The High Luminosity LHC (HL-LHC) is a major upgrade of CERN’s Large Hadron Collider (LHC), which aims to increase the number of particle collisions (luminosity) and consequently boost the amount of physics data that can be collected, allowing further discoveries to be made.

Innovative beam-focusing magnets, known as inner triplets, are a major part of this upgrade. These magnets will be deployed on both sides of the beam interaction points at the ATLAS and CMS experiments with new powering, protection and alignment systems and—just like the LHC magnets—they will operate at 1.9 K (an extremely cold temperature, colder than deep outer space).

CERN is currently constructing a test string for the HL-LHC in the above-ground LHC test hall. It will be composed of the six main superconducting beam-focusing magnets—the inner triplets—and the associated technology, and the layout will reproduce the underground configuration of the LHC. After each system is individually validated, the IT String will be used to validate the integration of the full range of systems.

“The project will test superconducting magnet circuits under conditions as close as possible to those they will experience in the HL-LHC tunnel. The primary goal is to enable teams to optimize the installation of these components, plan for potential repair work or interventions in the tunnel and study the collective behavior of major components,” explains Marta Bajko, head of the IT String team.

The cold powering system transfers the current from the power converters to the magnets and is composed of a approximately 75 m-long high-temperature-based superconducting link made of novel superconducting materials (e.g., magnesium diboride).
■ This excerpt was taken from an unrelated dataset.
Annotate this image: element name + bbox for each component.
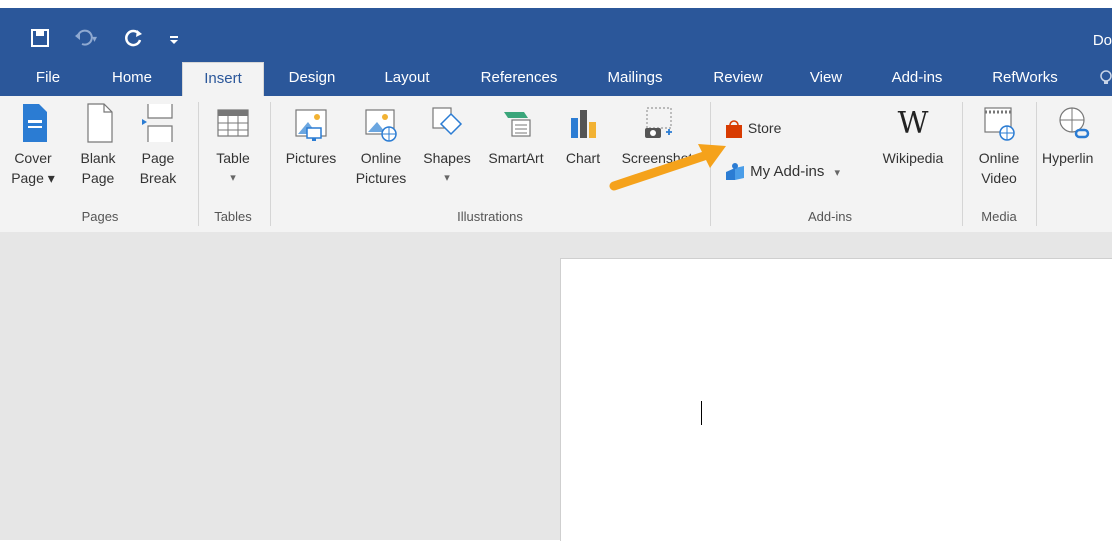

We say it is “high-temperature-based” because of its extraordinary ability to transport 120 kA of current, in a compact volume, from the 20 power converters—which sit in a new HL-LHC tunnel built specially for them and operate at room temperature—down to the magnets (which are kept at the extremely cold temperature of 1.9 K) in the LHC tunnel, with almost no energy loss.

“This milestone follows about ten years of development on different aspects of the cold powering system. Eight of these cold powering systems will be installed underground in the LHC after full qualification. The CERN transport team has been instrumental in this complex installation process,” says Amalia Ballarino, leader of the HL-LHC cold powering system.

The handling of the cold powering system, weighing about 5 metric tons, required two fully synchronized overhead cranes and a whole team to manually move and adjust its position as it was wound onto, and then off of, a huge spool.

“Before carrying out the maneuver, we developed a complex integration and assembly procedure, conducting a risk analysis at each step. This involved meticulous studies and simulations and extensive real-life testing campaigns by the entire team,” explains Stefanos Spathopoulos, the CERN engineer who was in charge of the design and production of key mechanical components and the planning of the operation.

These activities are paving the way for the next stages of the IT String, with the next major step being the installation of the magnets.